Craig Finn
We All Want the Same Things
[Partisan
2017]

craigfinn.net

File Under: rock storytelling

di Fabio Cerbone (26/04/2017)

Ancora uno scorcio d'America qualunque in quello scatto di copertina, ma potrebbe appartenere a una superstrada qualsiasi del nostro paese: pioggia scrosciante, auto in frenata, un anonimo passaggio nella vita quotidiana di gente che forse si sta recando al lavoro. Non sono mai state accattivanti le immagini degli album di Craig Finn, ma di sicuro possiedono un tasso di realismo e sincerità che viaggia di pari passo con i contenuti della sua musica. La voce storica degli Hold Steady raggiunge il traguardo del terzo lavoro solista confermando le impressioni positive che il precedente Faith In The Future aveva messo sul piatto. Una maggiore ricerca melodica, arrangiamenti più ambiziosi, un suono moderno che non tradisce però il terreno di narratore folk che aveva evidenziato nella sua dimensione indipendente dalla band.

Finn resta uno storyteller fatto e finito, sensibilie catalizzatore di storie ai margini, di caratteri inchiodati in vicende umane che inseguono speranze, delusioni, ricordi amari e desiderio di empatia. We All Want the Same Things lo riassume in maniera perentoria nel titolo e colleziona una manciata di brani incentrati sulle relazioni personali e sulla necessità delle persone di riconoscersi negli stessi desideri, alla ricerca di un percorso comune.

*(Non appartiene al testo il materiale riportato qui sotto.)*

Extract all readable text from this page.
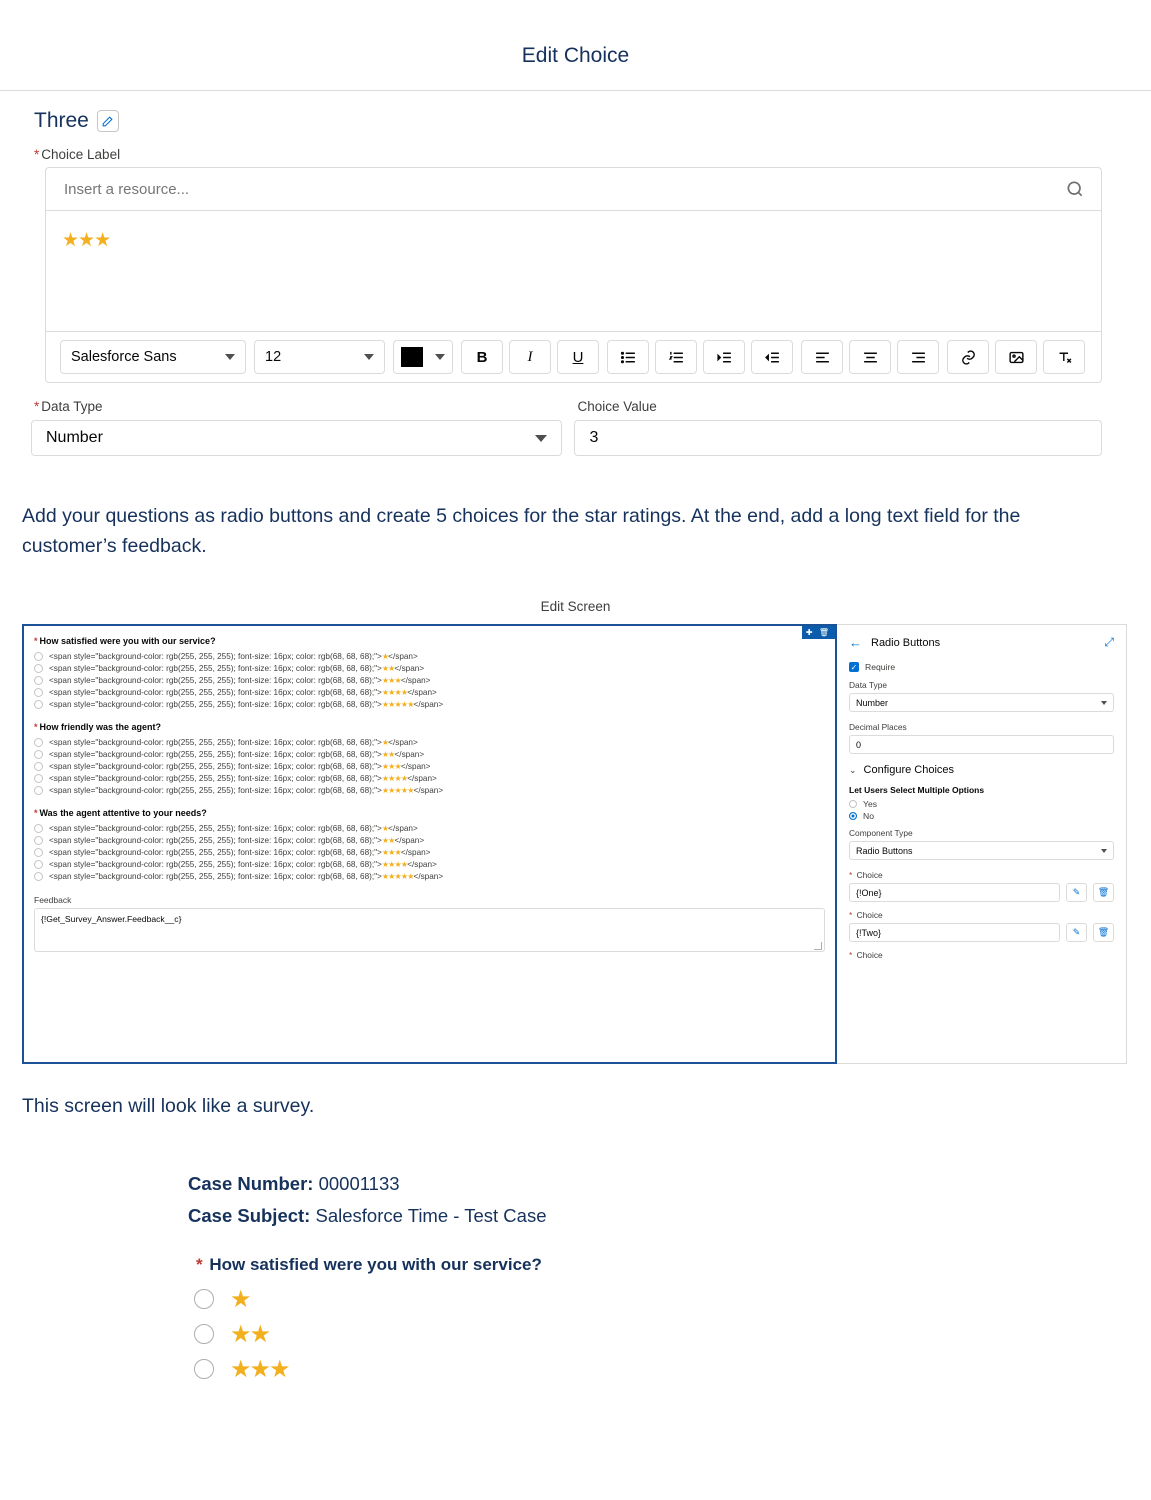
Edit Choice
Three
* Choice Label
Insert a resource...
★★★
Salesforce Sans	12	B	I	U
* Data Type
Number
Choice Value
3

Add your questions as radio buttons and create 5 choices for the star ratings. At the end, add a long text field for the customer’s feedback.

Edit Screen
✚ 🗑
* How satisfied were you with our service?
<span style="background-color: rgb(255, 255, 255); font-size: 16px; color: rgb(68, 68, 68);">★</span>
<span style="background-color: rgb(255, 255, 255); font-size: 16px; color: rgb(68, 68, 68);">★★</span>
<span style="background-color: rgb(255, 255, 255); font-size: 16px; color: rgb(68, 68, 68);">★★★</span>
<span style="background-color: rgb(255, 255, 255); font-size: 16px; color: rgb(68, 68, 68);">★★★★</span>
<span style="background-color: rgb(255, 255, 255); font-size: 16px; color: rgb(68, 68, 68);">★★★★★</span>
* How friendly was the agent?
<span style="background-color: rgb(255, 255, 255); font-size: 16px; color: rgb(68, 68, 68);">★</span>
<span style="background-color: rgb(255, 255, 255); font-size: 16px; color: rgb(68, 68, 68);">★★</span>
<span style="background-color: rgb(255, 255, 255); font-size: 16px; color: rgb(68, 68, 68);">★★★</span>
<span style="background-color: rgb(255, 255, 255); font-size: 16px; color: rgb(68, 68, 68);">★★★★</span>
<span style="background-color: rgb(255, 255, 255); font-size: 16px; color: rgb(68, 68, 68);">★★★★★</span>
* Was the agent attentive to your needs?
<span style="background-color: rgb(255, 255, 255); font-size: 16px; color: rgb(68, 68, 68);">★</span>
<span style="background-color: rgb(255, 255, 255); font-size: 16px; color: rgb(68, 68, 68);">★★</span>
<span style="background-color: rgb(255, 255, 255); font-size: 16px; color: rgb(68, 68, 68);">★★★</span>
<span style="background-color: rgb(255, 255, 255); font-size: 16px; color: rgb(68, 68, 68);">★★★★</span>
<span style="background-color: rgb(255, 255, 255); font-size: 16px; color: rgb(68, 68, 68);">★★★★★</span>
Feedback
{!Get_Survey_Answer.Feedback__c}
← Radio Buttons	⤢
✓ Require
Data Type
Number
Decimal Places
0
⌄ Configure Choices
Let Users Select Multiple Options
Yes
No
Component Type
Radio Buttons
* Choice
{!One}	✎	🗑
* Choice
{!Two}	✎	🗑
* Choice

This screen will look like a survey.

Case Number: 00001133
Case Subject: Salesforce Time - Test Case
* How satisfied were you with our service?
★
★★
★★★
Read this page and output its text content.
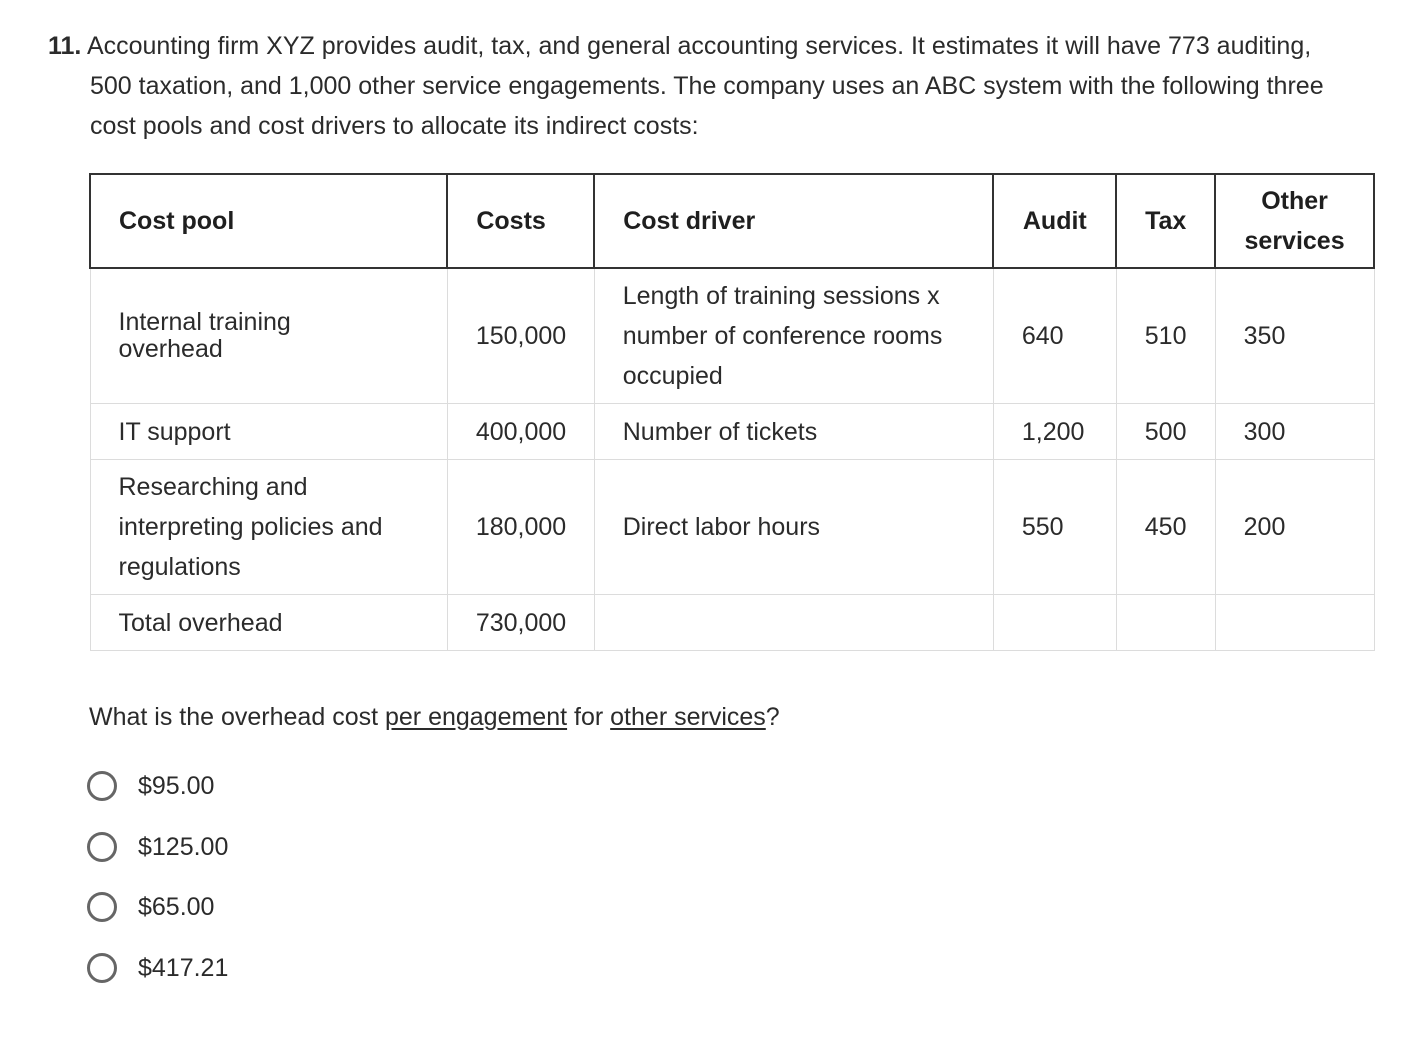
11. Accounting firm XYZ provides audit, tax, and general accounting services. It estimates it will have 773 auditing,
500 taxation, and 1,000 other service engagements. The company uses an ABC system with the following three
cost pools and cost drivers to allocate its indirect costs:
Cost pool	Costs	Cost driver	Audit	Tax	Other
services

Internal training
overhead	150,000	Length of training sessions x
number of conference rooms
occupied	640	510	350
IT support	400,000	Number of tickets	1,200	500	300
Researching and
interpreting policies and
regulations	180,000	Direct labor hours	550	450	200
Total overhead	730,000				
What is the overhead cost per engagement for other services?
$95.00
$125.00
$65.00
$417.21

Lo fa investendo seriamente, per la prima volta, sulle diverse sfumature del songwriting, qui spalleggiato dall'apporto fondamentale di Sam Kassirer all'organo e piano e dal produttore Josh Kaufman, che aprono degli spazi inediti per la musica di Craig Finn, al tempo stesso familiare nei racconti di Jester & June e Ninety Blues e più eccentrica in Preludes e Birds Trapped in the Airport, con i loro sobbalzi di tastiere e sax, le impronte new wave e pop che si intrecciano agli accenti da rocker urbano, un po' come se Finn avesse tenuto in conto tanto Lou Reed e Bruce Springsteen quanto Billy Joel ed Elton John.

Di sicuro una ballata pianistica come God in Chicago, flusso di coscienza che si riallaccia ai ricordi adolescenziali del nostro, da St. Paul, Minnesota, non l'avrebbe potuta scrivere se non in queste nuovo contesto. Come sempre negli album di Craig Finn il peso di parole e musica assume lo stesso ruolo e il talkin' dimesso della sua voce non è territorio per tutti i palati: più che in altre occasioni però la luminosità della musica dà slancio ai brani e quando l'equilibrio fra gli elementi funziona (Tangletown, Be Honest) anche il cantato di Finn svela uno strano ed efficace approccio alla melodia. Per il rock'n'roll operaio degli Hold Steady (che qui scalcia improvviso nell'isolato episodio di Tracking Shots) c'è sempre tempo: We All Want the Same Things ci offre la colonna sonora ideale per una manciata di disperate short stories americane.